Exploring the Chain Release Mechanism from an Atypical Apicomplexan Polyketide Synthase

Polyketide synthases (PKSs) are megaenzymes that form chemically diverse polyketides and are found within the genomes of nearly all classes of life. We recently discovered the type I PKS from the apicomplexan parasite Toxoplasma gondii, Tg PKS2, which contains a unique putative chain release mechanism that includes ketosynthase (KS) and thioester reductase (TR) domains. Our bioinformatic analysis of the thioester reductase of Tg PKS2, Tg TR, suggests differences in putative apicomplexan reductase domains compared to other systems and hints at a possibly conserved release mechanism within the apicomplexan subclass Coccidia. To evaluate this release module, we first isolated Tg TR and observed that it is capable of 4 electron (4e ^- ) reduction of octanoyl-CoA to the primary alcohol, octanol, utilizing NADH as a cofactor. Tg TR was also capable of generating octanol in the presence of octanal and NADH, but no reactions were observed when NADPH was supplied as a cofactor.
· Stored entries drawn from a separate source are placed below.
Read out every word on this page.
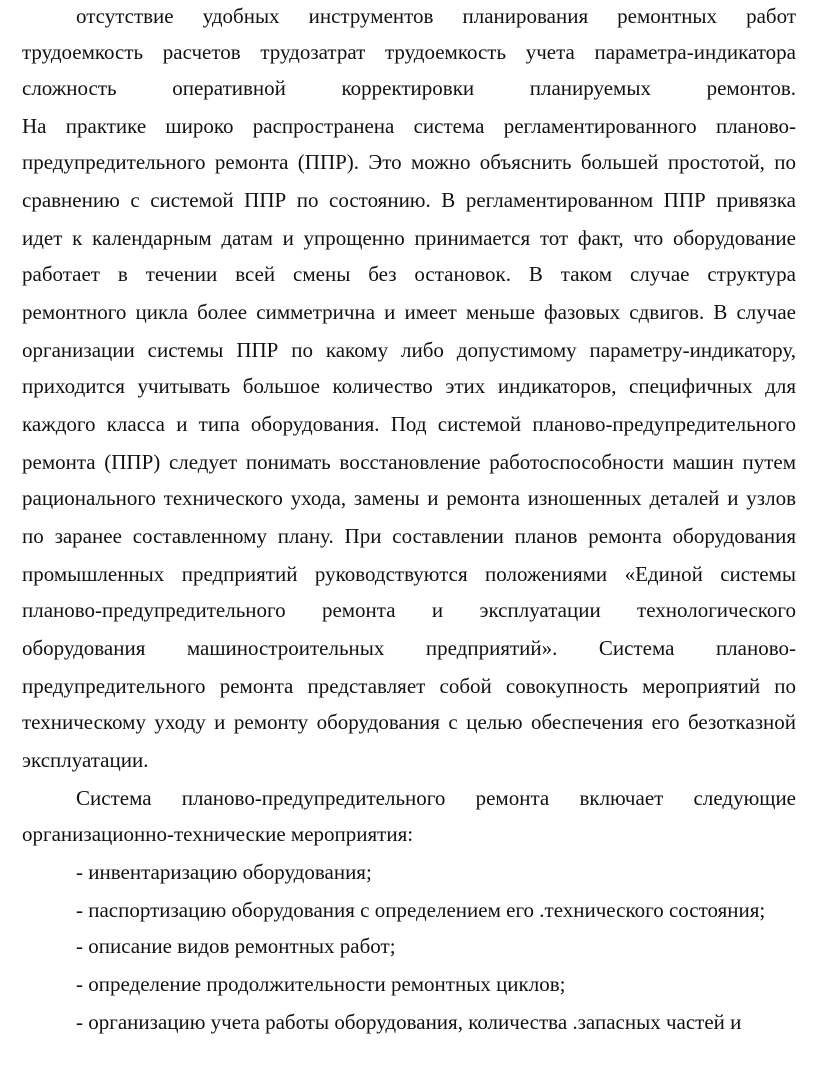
отсутствие удобных инструментов планирования ремонтных работ
трудоемкость расчетов трудозатрат трудоемкость учета параметра-индикатора
сложность оперативной корректировки планируемых ремонтов.
На практике широко распространена система регламентированного планово-
предупредительного ремонта (ППР). Это можно объяснить большей простотой, по
сравнению с системой ППР по состоянию. В регламентированном ППР привязка
идет к календарным датам и упрощенно принимается тот факт, что оборудование
работает в течении всей смены без остановок. В таком случае структура
ремонтного цикла более симметрична и имеет меньше фазовых сдвигов. В случае
организации системы ППР по какому либо допустимому параметру-индикатору,
приходится учитывать большое количество этих индикаторов, специфичных для
каждого класса и типа оборудования. Под системой планово-предупредительного
ремонта (ППР) следует понимать восстановление работоспособности машин путем
рационального технического ухода, замены и ремонта изношенных деталей и узлов
по заранее составленному плану. При составлении планов ремонта оборудования
промышленных предприятий руководствуются положениями «Единой системы
планово-предупредительного ремонта и эксплуатации технологического
оборудования машиностроительных предприятий». Система планово-
предупредительного ремонта представляет собой совокупность мероприятий по
техническому уходу и ремонту оборудования с целью обеспечения его безотказной
эксплуатации.
Система планово-предупредительного ремонта включает следующие
организационно-технические мероприятия:
- инвентаризацию оборудования;
- паспортизацию оборудования с определением его .технического состояния;
- описание видов ремонтных работ;
- определение продолжительности ремонтных циклов;
- организацию учета работы оборудования, количества .запасных частей и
To biochemically characterize the protein, we measured the catalytic efficiency of Tg TR using a fluorescence assay and determined the Tg TR binding affinity for cofactor and substrates using isothermal titration calorimetry (ITC). We additionally show that Tg TR is capable of reducing an acyl carrier protein (ACP)-tethered substrate by liquid chromatography mass spectrometry and determine that Tg TR binds to holo- Tg ACP4, its predicted cognate ACP, with a K _D of 5.75 ± 0.77 µM. Finally, our transcriptional analysis shows that Tg PKS2 is upregulated ∼4-fold in the parasite’s cyst-forming bradyzoite stage compared to tachyzoites. Our study identifies features that distinguish Tg PKS2 from well-characterized systems in bacteria and fungi, and suggests it aids the T. gondii cyst stage. Together, this work increases our knowledge of PKS thioester reductase domains and advances our understanding of unconventional polyketide chain termination mechanisms.